Versatility and Applicability: The CTNS exhibits versatility and applicability across diverse domains, including electronics, medical imaging, robotics, and signal processing. Its capability to accurately interpolate data points while suggesting flexible shape control presents it a priceless tool for several engineering and scientific applications.

8 Conclusion

The mentioned CTNS technique represents a significant advancement in curve designing, particularly within the realm of computer graphics, geometric modeling, and computer-aided geometric design (CAGD).

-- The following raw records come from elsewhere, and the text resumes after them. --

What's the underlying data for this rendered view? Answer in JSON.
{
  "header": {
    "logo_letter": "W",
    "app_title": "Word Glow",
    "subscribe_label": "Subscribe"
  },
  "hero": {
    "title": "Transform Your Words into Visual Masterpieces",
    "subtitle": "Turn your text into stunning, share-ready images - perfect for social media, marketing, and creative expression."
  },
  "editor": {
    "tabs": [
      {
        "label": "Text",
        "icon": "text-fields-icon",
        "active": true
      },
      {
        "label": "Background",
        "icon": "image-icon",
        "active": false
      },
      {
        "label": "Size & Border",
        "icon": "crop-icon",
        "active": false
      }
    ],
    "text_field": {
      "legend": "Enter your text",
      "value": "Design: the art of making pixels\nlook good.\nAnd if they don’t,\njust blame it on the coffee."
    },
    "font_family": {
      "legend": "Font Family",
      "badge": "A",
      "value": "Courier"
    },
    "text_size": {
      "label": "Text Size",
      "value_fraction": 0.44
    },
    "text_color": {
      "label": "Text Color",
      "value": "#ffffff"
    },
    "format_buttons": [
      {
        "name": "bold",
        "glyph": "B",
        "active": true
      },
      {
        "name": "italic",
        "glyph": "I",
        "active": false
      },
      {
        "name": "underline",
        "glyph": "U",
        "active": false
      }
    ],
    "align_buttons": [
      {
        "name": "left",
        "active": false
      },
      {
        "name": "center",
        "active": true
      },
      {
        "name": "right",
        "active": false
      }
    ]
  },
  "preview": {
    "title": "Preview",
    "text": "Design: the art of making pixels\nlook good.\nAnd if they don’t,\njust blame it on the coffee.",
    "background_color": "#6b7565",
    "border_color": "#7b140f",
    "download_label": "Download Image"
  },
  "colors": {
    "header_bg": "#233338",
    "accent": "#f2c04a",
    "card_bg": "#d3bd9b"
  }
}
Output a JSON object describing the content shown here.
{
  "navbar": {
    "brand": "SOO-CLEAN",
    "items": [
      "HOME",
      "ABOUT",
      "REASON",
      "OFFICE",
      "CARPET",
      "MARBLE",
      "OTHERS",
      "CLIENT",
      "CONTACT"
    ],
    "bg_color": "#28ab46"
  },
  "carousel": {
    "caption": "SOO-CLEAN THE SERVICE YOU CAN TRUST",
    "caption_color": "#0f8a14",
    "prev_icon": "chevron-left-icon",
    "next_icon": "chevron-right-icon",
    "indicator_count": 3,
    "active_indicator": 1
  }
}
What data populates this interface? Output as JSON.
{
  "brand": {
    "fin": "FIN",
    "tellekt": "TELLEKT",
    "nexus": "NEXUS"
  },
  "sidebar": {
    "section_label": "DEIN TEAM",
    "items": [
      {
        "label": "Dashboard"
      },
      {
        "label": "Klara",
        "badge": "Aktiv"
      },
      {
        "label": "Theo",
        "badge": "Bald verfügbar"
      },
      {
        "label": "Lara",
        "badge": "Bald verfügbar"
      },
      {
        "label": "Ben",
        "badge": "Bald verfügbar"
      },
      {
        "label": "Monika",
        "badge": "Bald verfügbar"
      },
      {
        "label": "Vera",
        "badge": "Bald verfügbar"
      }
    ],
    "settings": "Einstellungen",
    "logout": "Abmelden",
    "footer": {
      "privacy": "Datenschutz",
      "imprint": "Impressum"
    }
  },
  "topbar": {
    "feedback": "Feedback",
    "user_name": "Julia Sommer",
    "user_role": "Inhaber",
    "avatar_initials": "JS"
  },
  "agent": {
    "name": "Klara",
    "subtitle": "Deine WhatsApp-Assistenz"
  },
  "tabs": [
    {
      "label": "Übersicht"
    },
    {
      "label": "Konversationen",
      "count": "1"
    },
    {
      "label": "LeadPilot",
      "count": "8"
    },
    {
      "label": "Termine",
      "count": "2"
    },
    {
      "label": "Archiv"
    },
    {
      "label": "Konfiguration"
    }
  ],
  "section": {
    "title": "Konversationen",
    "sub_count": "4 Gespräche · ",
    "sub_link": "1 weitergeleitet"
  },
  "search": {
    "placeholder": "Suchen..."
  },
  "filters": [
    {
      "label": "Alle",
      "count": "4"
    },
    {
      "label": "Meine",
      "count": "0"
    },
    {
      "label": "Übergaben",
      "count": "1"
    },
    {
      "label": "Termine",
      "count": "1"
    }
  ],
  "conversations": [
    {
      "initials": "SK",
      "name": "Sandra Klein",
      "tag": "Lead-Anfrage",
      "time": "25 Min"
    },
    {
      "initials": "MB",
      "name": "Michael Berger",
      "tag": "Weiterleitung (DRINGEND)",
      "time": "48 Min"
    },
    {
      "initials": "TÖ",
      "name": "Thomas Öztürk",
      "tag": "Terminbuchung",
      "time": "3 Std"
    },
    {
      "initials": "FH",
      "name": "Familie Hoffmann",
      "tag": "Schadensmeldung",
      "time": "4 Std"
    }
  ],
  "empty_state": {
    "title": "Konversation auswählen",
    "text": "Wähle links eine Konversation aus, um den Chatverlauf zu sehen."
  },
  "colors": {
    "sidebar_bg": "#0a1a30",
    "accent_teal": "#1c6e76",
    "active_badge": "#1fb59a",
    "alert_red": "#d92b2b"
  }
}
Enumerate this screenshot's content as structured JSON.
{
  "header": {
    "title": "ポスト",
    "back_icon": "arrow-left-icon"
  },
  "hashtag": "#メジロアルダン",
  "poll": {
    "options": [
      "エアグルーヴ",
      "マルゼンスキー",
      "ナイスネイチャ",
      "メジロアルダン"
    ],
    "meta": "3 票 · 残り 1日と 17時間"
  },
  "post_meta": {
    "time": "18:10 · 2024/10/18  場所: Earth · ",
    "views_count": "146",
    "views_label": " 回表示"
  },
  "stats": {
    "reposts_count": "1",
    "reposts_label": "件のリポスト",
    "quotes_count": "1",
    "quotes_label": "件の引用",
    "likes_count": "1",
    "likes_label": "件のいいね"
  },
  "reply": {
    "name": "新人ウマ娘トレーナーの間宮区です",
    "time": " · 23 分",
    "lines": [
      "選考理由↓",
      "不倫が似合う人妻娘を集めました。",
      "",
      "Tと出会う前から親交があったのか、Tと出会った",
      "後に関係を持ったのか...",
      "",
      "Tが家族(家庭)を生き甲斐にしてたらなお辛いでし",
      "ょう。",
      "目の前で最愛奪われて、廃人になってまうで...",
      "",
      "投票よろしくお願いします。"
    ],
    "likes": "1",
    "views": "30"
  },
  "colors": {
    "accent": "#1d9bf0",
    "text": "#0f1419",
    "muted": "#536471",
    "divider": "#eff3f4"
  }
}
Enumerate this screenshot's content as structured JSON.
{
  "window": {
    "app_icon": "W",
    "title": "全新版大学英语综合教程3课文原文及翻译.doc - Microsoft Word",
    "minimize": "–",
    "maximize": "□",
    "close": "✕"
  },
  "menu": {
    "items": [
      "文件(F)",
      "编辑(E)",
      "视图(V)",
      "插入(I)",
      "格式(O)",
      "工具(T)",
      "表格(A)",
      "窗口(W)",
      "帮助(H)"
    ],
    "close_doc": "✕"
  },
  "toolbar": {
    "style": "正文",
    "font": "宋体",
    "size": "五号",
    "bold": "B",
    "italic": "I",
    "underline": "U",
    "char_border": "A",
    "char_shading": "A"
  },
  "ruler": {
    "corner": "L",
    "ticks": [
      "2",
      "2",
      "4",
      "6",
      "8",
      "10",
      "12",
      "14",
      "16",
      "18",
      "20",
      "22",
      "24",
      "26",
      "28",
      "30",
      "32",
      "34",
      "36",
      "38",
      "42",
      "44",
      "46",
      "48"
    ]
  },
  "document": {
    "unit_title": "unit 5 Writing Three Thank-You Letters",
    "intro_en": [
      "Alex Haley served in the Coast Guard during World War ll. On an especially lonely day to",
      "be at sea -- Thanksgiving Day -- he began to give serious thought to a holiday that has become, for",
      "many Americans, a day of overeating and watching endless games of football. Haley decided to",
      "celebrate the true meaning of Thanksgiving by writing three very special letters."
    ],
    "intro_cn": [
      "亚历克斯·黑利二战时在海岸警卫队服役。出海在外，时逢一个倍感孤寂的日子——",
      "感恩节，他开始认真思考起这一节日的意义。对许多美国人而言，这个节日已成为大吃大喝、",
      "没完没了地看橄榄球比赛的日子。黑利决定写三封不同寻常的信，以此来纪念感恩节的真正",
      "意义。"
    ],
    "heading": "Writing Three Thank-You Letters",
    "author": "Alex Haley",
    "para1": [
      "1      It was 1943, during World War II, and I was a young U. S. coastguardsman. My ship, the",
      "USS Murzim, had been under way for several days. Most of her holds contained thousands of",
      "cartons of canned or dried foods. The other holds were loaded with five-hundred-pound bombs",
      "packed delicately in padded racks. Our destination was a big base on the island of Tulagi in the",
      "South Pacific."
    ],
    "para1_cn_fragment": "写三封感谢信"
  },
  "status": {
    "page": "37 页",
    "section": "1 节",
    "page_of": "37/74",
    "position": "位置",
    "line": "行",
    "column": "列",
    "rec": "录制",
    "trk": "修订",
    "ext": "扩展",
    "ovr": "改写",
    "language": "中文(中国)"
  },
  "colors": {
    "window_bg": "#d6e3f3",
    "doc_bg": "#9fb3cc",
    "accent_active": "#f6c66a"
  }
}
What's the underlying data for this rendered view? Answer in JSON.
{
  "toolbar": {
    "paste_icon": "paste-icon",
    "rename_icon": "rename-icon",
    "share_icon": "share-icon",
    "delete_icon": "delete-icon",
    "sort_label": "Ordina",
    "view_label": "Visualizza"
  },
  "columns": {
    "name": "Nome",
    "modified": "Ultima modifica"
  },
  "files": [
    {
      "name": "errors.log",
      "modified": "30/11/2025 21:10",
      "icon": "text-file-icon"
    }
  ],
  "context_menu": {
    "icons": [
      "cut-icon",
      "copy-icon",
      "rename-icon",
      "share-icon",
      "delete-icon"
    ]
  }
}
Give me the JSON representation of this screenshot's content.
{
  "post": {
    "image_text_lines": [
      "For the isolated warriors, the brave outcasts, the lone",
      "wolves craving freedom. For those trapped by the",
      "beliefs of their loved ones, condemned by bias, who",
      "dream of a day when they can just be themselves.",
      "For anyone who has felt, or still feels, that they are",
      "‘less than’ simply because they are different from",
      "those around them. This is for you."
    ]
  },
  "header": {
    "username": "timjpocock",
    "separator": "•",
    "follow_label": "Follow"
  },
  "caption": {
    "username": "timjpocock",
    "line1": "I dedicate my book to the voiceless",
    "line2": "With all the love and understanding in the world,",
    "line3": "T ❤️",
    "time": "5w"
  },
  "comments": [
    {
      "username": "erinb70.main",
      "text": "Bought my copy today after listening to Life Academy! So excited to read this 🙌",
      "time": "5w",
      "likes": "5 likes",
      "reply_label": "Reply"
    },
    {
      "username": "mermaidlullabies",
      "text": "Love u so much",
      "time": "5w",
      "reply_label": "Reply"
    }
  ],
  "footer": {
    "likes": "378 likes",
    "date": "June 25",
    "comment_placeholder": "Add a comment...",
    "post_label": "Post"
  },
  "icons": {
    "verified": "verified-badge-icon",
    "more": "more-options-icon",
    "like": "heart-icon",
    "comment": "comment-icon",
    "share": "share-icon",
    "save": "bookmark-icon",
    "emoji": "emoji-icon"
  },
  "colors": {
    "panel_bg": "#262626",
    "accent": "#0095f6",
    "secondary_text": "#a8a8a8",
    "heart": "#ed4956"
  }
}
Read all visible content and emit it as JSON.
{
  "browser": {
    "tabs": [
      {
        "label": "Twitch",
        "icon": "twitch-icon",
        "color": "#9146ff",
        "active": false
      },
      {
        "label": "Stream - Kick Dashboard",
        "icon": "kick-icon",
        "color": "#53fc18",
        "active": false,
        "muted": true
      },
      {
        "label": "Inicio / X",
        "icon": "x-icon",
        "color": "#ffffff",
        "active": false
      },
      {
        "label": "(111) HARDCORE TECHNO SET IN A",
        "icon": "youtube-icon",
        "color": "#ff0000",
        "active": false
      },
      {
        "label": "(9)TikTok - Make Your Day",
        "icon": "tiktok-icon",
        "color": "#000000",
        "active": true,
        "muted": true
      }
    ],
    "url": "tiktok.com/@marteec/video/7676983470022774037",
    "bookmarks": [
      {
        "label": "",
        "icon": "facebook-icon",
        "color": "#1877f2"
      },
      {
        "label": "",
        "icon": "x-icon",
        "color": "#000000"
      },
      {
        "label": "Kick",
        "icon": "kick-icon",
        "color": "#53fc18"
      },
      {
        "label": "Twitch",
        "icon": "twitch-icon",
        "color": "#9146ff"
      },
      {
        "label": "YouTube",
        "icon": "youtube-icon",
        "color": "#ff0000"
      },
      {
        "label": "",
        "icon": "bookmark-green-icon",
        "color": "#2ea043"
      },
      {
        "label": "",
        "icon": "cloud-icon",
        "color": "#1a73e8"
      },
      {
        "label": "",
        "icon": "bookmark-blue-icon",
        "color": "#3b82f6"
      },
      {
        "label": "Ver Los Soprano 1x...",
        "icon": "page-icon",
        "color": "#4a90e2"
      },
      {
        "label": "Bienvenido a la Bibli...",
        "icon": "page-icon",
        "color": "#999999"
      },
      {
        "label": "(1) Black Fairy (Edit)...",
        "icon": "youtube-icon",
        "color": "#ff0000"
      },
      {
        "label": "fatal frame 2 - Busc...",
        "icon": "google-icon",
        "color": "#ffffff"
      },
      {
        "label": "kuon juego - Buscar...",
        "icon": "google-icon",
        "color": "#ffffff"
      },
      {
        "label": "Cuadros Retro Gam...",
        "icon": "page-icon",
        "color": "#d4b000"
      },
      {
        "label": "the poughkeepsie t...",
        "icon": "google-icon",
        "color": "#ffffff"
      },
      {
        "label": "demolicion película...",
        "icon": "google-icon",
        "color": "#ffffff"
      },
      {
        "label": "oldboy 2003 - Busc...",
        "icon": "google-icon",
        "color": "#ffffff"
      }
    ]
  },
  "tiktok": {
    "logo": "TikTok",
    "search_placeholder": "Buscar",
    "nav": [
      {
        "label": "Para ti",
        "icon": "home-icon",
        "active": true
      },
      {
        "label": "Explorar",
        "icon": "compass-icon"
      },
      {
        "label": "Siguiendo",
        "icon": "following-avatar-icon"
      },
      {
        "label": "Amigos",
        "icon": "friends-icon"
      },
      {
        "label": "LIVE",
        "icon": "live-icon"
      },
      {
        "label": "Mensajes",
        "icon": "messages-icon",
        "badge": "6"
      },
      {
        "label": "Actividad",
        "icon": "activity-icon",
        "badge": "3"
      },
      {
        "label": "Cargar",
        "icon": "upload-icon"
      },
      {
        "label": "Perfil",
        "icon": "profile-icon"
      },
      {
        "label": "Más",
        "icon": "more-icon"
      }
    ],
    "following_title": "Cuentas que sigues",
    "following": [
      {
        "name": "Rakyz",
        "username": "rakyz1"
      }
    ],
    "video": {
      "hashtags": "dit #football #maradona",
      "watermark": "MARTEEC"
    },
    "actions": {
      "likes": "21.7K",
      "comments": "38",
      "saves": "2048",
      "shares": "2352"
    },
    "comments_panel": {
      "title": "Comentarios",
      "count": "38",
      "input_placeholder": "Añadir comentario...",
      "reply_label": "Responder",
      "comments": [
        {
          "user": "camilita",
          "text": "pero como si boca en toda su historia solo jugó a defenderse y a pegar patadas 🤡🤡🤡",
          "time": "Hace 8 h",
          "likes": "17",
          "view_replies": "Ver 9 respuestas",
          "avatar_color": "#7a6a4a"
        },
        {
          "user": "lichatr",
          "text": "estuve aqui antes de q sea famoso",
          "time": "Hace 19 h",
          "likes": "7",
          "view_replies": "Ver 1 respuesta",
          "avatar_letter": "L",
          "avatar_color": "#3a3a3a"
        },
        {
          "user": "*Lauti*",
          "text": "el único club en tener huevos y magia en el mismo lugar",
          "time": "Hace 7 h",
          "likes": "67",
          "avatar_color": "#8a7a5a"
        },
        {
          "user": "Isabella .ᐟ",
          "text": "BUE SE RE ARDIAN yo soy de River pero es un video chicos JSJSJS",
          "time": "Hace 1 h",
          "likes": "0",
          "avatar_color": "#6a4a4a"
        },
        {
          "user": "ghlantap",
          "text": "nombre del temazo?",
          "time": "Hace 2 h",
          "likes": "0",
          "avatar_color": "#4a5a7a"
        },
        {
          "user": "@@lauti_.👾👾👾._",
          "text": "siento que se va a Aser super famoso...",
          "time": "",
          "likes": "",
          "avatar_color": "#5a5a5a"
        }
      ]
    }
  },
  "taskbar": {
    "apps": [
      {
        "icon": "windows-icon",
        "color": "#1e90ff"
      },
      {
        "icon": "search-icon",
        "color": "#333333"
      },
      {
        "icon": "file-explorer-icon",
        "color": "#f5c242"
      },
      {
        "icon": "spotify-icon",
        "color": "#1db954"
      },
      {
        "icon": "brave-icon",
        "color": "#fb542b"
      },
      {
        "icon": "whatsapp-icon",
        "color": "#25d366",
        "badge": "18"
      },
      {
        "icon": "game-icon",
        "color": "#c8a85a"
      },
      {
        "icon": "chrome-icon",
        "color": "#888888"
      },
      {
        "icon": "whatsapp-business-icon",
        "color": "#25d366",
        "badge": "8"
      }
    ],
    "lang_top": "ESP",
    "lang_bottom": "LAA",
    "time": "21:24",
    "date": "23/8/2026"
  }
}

The CTNS technique is primarily focused on curve designing, providing tools and methodologies for creating complex curves with precision and control. One notable aspect of the CTNS technique is its ability to estimate control points effectively. Control points play a crucial role in defining the shape and characteristics of a curve, and the CTNS technique ensures that these points are estimated in a reasonable and accurate manner. The CTNS technique is designed to be applied in various fields, including computer graphics and geometric modeling. This indicates its versatility and potential for use in diverse applications such as animation, rendering, and virtual prototyping. Curves generated using the CTNS technique exhibit several desirable geometric characteristics, including convex hull, affine invariance, and variation diminishing. These characteristics enhance the visual quality and mathematical properties of the curves, making them suitable for a wide range of applications. The proposed scheme has been evaluated and found to be satisfactory in terms of its performance. It offers reliable results and meets the requirements of users in terms of accuracy, efficiency, and usability. The CTNS technique is flexible and adaptable to different format impacts, such as point tension, interval tension, and global tension. This adaptability allows users to customize the behavior and appearance of curves according to their specific needs and preferences. Overall, the CTNS technique represents a significant contribution to the field of curve designing and geometric modeling, offering advanced features and capabilities that enhance the efficiency and quality of curve generation processes.

Data Availability Statement

The data used to support the findings of this study are available from the corresponding author upon request.